Kenny Green’s $45,000 payment from the province for the prison chapel beating that left him with permanent injuries was an out-of-court settlement, The Telegram has learned.
Green, who was convicted of manslaughter for the 2013 beating death of 47-year-old Joey Whalen, had been suing the province for negligence in connection with a riot in the chapel at Her Majesty’s Penitentiary four years ago. Green was the target of the planned attack, which saw him beaten, stabbed with homemade knives, and struck in the head with a broken pew.
Green argued the province was negligent toward him since correctional officers allowed the riot to happen. The province said officers had warned Green, based on information they had received about the planned attack, but he chose to attend the chapel service that day, anyway.
The last time the case was before the court was in September, when a judge shut down Green’s request to have the province banned from operating HMP on the grounds it is “filthy and decrepit,” lacks proper space, air conditioning and officer numbers, and is in “such a deplorable condition as to constitute inhumane, cruel and unusual punishment.”
Green’s lawyer, Lynn Moore, told the court her client’s risk would have been minimized by a properly functioning institution. Justice Carl Thompson rejected the request, saying it went “far beyond” any personal relief Green was seeking, and could overstep the court’s boundaries.
The provincial government recently posted a notice online
showing it had approved on Feb. 19 the transfer of $45,000 from its contingency reserve to the Department of Justice and Public Safety to settle Green’s civil suit.
Moore told The Telegram Thursday morning a discontinuation notice for the suit will be filed with the court shortly.
Neither she nor Green wanted to comment on the case, she said.
Moore has previously said Green suffers from musculoskeletal problems and memory issues because of the prison attack, for which a number of inmates were convicted. Part of the chapel brawl was caught by a surveillance camera, and footage shows dozens of inmates filing into the room and a clergyman beginning a service before one inmate rushes at the camera and slaps a wet paper towel on the lens.

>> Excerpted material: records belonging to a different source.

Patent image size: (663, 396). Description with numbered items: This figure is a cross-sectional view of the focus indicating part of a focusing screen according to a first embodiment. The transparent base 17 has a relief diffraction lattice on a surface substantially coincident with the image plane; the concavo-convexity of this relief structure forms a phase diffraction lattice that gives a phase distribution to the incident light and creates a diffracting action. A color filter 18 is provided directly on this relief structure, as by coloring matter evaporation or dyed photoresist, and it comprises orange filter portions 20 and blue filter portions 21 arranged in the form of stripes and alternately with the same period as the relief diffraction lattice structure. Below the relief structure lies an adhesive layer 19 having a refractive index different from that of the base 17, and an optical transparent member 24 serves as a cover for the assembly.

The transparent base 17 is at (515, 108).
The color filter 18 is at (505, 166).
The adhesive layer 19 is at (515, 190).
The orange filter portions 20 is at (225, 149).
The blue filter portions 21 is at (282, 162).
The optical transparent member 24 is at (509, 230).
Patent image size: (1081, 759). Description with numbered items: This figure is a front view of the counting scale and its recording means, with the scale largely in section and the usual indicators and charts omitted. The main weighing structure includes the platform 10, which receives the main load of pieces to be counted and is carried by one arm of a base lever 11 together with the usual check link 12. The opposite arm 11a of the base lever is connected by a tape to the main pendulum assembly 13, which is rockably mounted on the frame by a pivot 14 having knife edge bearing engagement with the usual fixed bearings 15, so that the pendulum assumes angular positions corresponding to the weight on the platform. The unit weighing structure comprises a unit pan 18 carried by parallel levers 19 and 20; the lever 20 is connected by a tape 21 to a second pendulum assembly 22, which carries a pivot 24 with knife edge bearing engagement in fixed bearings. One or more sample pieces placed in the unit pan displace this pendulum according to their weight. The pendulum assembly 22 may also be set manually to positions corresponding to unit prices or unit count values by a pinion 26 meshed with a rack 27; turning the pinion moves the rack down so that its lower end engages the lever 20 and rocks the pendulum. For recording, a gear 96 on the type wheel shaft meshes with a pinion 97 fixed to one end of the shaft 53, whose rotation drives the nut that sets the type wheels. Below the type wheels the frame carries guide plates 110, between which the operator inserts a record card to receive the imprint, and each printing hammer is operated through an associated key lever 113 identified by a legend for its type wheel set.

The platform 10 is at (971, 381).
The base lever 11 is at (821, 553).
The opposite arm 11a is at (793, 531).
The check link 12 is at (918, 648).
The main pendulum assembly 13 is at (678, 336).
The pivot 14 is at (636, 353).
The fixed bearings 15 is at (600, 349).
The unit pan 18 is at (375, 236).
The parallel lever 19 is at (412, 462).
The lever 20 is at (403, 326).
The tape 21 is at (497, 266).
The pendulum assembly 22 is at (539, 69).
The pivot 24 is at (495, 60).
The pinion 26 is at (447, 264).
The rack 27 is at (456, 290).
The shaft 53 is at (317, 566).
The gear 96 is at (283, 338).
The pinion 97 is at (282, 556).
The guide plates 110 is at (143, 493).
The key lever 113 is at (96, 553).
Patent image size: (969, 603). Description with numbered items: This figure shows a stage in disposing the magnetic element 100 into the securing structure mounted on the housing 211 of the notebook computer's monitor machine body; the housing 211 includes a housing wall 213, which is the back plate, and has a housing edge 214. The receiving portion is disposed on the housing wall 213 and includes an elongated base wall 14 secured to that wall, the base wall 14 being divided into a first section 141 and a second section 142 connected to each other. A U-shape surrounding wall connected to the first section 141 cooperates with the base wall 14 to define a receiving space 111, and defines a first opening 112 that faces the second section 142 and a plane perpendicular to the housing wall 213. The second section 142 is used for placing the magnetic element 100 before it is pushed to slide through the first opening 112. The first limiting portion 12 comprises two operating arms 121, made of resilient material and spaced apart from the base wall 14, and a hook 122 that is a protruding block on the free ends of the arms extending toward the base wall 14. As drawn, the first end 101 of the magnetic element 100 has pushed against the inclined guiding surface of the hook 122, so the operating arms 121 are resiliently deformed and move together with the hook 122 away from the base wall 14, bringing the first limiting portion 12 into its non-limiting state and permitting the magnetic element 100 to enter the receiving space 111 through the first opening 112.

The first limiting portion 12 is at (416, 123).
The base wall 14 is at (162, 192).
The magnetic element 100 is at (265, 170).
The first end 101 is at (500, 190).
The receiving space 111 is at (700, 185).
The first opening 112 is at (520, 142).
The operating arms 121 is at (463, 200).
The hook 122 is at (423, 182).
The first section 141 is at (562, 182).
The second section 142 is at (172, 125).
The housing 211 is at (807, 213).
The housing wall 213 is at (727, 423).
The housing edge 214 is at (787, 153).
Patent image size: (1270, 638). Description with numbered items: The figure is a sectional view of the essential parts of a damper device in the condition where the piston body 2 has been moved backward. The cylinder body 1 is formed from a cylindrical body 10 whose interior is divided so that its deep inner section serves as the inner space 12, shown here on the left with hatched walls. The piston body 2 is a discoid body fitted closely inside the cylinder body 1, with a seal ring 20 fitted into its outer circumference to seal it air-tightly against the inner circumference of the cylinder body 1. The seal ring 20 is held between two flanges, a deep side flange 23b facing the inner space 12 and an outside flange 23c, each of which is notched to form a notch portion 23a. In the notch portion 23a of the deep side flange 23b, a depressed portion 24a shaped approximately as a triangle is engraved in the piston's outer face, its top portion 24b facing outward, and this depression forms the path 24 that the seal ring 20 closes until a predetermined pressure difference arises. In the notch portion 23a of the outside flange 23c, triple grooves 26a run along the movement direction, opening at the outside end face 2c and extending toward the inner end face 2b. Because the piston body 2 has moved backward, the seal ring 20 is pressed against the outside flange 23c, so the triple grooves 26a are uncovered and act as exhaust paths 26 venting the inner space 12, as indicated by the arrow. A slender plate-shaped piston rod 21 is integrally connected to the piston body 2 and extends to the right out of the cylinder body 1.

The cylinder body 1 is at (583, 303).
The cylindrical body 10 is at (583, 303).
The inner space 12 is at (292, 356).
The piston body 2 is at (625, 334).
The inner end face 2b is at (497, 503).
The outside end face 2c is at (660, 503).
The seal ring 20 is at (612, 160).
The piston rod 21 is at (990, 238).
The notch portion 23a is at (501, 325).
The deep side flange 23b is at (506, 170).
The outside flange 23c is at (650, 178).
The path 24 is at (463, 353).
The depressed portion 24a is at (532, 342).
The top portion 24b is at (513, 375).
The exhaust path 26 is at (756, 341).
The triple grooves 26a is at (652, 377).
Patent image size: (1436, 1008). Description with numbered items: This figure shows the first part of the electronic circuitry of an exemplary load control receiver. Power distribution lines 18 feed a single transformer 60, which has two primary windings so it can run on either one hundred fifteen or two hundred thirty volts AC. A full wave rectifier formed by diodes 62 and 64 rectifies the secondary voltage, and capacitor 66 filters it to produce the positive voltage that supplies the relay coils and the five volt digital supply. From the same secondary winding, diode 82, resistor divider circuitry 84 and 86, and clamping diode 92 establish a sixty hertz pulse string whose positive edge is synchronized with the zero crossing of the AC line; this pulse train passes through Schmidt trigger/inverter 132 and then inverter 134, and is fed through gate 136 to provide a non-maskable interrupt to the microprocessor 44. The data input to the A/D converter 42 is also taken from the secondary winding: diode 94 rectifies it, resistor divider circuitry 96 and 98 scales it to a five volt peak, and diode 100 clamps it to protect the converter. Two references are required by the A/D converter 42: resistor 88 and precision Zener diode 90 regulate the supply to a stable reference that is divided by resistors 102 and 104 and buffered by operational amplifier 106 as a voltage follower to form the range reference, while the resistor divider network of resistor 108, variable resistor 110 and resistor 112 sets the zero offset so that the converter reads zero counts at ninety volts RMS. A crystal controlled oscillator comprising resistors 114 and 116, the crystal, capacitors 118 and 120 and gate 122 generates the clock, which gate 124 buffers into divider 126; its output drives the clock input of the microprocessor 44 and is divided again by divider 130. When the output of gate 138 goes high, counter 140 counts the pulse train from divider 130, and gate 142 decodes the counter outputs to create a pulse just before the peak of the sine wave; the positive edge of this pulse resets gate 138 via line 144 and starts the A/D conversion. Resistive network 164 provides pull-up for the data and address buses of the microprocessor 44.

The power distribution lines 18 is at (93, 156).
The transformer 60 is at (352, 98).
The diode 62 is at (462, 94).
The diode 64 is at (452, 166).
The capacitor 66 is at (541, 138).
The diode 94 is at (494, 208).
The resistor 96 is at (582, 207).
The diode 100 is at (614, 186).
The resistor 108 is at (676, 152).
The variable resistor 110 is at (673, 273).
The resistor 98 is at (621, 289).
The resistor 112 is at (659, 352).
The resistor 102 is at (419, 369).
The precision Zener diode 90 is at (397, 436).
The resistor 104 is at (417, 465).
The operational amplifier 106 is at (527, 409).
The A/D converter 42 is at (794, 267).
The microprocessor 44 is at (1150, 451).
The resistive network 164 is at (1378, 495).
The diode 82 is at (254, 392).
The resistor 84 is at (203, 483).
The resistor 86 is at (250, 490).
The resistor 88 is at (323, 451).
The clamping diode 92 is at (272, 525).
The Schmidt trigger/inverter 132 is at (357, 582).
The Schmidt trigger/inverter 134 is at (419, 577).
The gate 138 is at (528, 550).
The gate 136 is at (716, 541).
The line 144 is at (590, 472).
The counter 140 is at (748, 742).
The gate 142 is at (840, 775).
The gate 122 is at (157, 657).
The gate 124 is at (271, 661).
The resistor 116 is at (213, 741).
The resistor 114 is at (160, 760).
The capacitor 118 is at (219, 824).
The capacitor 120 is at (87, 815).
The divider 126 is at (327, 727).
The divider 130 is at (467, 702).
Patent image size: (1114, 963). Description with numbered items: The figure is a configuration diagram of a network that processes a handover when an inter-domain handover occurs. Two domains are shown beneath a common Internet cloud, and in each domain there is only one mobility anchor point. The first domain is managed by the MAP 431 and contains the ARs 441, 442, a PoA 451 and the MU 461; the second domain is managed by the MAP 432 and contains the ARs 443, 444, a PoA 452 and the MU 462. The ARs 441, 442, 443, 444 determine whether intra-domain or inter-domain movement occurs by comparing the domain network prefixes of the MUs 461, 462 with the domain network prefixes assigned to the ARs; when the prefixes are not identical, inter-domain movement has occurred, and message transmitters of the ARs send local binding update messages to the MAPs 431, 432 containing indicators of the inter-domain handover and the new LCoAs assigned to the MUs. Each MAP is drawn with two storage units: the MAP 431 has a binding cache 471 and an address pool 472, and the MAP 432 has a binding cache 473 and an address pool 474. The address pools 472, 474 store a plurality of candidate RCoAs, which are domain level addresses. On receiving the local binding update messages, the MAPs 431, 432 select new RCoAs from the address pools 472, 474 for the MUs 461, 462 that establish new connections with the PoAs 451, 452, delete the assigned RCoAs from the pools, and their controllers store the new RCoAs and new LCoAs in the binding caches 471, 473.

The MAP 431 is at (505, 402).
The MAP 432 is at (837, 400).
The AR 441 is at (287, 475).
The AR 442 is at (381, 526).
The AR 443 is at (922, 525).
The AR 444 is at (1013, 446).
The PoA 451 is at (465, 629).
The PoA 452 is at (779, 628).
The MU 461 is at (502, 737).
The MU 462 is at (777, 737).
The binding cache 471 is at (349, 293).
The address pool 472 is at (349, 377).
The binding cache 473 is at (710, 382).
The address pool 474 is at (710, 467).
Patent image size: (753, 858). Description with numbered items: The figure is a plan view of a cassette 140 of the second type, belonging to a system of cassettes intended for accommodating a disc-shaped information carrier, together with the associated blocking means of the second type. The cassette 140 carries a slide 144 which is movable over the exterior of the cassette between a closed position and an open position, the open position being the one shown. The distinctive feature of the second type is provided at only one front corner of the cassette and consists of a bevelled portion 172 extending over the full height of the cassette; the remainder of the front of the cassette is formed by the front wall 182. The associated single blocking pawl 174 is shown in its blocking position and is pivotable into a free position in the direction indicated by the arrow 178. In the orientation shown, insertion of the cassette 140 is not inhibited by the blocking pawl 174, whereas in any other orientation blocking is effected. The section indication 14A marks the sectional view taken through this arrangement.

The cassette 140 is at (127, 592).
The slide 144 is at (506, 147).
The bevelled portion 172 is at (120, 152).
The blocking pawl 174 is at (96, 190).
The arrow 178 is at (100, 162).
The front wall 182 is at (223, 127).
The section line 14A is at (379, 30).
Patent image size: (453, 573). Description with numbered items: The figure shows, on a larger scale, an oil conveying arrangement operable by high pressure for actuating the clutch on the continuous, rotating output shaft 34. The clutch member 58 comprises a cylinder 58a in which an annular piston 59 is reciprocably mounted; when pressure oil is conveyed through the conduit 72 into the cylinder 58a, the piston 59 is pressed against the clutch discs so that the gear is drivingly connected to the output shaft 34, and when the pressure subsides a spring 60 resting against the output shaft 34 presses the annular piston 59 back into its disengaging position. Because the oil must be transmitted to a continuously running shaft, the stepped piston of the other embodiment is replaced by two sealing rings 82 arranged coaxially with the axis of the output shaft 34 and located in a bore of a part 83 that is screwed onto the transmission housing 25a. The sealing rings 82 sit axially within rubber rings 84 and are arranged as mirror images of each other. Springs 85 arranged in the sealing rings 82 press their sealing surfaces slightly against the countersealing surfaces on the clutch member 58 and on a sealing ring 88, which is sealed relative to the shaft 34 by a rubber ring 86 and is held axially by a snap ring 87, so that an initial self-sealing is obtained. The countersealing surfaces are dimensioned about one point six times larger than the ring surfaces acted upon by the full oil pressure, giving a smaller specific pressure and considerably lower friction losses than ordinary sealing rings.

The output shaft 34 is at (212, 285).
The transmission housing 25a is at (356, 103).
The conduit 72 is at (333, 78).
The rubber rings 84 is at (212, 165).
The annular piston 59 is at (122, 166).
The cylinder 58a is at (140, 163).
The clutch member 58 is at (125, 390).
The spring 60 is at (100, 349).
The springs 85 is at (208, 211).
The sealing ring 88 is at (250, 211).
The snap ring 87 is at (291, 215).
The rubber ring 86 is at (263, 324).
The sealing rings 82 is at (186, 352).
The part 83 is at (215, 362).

When the towel falls, there’s a bloody free-for-all happening, with Green at the centre, being attacked by several others.
The attack is said to have been organized as retaliation for Whalen’s death. Green was convicted in 2014 of manslaughter for the beating of Whalen, 47, on Tessier Place in St. John’s. Whalen died of his injuries in hospital a few days later. Green was sentenced to six years in prison, minus 19 months’ time served, based upon a joint recommendation by Crown and defense lawyers.